Pollution,
I agree and disagree with your post. I am all for preserving conditions of service and agree if you chip away at that, it is inevitable that standards will be degraded. A classic example of this is the level of service provided to the passengers by our cabin crew now compared to 20 years ago. However, having high standards at a workplace doesn’t equate to the level of difficulty in performing the actual job. Airline flying is mundane and not very difficult, this is a fact! I am not suggesting that we are all dumb and incapable of doing anything else, but the reality is that the majority can do it and can do it well! Accept the job for what is, and if you can’t, then I am afraid your ego is set too high. This is not a career where you are constantly challenged mentally. There is no need to be creative and no need to use your imagination. If it were not for SOPs it would be extremely easy to be complacent, just an indication of how routine and simple airline flying really is.

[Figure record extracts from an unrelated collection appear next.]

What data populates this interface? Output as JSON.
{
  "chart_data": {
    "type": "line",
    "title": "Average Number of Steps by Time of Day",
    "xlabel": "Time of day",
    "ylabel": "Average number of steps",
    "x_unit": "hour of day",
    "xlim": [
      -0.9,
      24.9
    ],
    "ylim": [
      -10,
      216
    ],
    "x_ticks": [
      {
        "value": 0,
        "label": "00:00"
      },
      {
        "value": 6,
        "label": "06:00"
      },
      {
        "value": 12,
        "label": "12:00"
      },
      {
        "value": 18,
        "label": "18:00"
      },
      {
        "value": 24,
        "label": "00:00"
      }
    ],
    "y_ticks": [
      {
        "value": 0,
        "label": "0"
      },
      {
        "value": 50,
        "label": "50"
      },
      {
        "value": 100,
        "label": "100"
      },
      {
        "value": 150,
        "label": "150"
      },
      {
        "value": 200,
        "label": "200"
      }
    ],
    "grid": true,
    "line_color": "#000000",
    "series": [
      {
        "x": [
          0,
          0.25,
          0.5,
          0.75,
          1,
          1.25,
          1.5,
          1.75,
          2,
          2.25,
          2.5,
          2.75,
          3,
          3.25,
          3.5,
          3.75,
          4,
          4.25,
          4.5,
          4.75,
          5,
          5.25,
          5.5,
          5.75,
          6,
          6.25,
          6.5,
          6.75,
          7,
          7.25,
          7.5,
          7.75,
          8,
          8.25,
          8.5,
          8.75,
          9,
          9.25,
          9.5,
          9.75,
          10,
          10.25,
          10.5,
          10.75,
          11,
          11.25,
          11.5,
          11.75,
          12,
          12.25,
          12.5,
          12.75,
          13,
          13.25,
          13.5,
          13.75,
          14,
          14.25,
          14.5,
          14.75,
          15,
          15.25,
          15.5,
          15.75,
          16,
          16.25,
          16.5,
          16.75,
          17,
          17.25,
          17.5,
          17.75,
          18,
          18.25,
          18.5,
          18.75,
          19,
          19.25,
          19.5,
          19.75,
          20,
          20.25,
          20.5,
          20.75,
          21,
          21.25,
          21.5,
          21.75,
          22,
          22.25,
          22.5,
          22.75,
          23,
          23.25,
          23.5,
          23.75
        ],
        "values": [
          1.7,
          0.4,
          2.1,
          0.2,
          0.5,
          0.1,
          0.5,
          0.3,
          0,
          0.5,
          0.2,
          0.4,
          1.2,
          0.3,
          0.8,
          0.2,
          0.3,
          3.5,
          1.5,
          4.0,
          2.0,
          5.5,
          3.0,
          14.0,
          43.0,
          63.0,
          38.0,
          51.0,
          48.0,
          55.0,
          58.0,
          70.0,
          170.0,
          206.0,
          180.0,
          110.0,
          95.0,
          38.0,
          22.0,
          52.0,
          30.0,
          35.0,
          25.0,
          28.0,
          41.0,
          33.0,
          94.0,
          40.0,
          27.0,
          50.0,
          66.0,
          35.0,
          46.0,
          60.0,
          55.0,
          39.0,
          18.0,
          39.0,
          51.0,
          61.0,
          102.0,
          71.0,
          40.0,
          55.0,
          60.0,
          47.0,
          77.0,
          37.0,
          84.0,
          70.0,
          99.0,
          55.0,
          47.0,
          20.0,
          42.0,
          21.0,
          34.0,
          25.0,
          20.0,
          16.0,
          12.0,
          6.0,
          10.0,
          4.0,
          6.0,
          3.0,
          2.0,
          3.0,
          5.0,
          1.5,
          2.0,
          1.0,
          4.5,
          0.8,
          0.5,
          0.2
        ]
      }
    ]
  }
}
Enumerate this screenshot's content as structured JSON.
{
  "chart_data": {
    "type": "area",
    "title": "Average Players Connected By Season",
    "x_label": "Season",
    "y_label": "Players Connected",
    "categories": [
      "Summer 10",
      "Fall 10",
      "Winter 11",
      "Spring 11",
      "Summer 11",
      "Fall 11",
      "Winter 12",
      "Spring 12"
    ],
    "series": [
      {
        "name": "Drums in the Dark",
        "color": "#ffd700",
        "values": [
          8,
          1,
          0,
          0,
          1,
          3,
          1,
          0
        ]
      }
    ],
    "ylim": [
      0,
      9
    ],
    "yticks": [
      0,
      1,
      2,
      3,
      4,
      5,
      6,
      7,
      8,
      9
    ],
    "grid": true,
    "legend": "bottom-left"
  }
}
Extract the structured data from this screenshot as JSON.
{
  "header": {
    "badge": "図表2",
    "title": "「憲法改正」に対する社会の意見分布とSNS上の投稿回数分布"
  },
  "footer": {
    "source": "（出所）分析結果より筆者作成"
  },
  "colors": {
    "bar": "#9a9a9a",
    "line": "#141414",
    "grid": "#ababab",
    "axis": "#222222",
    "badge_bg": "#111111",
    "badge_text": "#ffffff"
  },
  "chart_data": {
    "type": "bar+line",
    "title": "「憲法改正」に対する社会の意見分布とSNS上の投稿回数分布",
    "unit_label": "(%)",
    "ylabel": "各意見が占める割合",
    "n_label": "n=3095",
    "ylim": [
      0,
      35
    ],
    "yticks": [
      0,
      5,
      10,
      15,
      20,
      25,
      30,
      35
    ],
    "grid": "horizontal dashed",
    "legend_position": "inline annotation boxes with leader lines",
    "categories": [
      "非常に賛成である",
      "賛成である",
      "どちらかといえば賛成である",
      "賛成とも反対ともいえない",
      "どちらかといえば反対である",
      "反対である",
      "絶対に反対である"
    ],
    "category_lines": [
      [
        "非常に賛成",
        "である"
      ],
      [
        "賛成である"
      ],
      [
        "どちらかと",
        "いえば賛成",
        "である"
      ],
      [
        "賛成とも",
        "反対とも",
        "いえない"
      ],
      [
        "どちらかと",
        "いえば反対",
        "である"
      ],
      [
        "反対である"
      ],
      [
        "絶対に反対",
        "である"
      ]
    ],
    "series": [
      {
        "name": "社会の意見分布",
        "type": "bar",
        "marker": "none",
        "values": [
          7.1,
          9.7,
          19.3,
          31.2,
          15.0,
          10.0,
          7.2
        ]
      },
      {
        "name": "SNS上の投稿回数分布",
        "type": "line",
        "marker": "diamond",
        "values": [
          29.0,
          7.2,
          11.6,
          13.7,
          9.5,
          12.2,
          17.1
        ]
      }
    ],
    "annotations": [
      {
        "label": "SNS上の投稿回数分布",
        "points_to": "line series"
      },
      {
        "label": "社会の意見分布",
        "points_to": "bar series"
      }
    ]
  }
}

This thread was pointing out the absurdity of Cathay’s culture and the deficiencies in the training department. When you have a high number of experienced, intelligent, and capable pilots failing a command course, then there is something fundamentally wrong. The perverse line captain, checker, and manager who defends Cathay’s training system, secretly prefers the high failure rate only because it elevates their position by falsely believing that only the elite can become an airline captain. These are the same losers with egos that surpass their abilities. The fact is the majority are failing because of subjective criticism, and not on performance or ability. Nothing wrong with having pride in what you do, being professional, and having high standards, but even a captain for a low cost carrier can have these traits, don’t put yourself on a pedestal just because you earn more than them.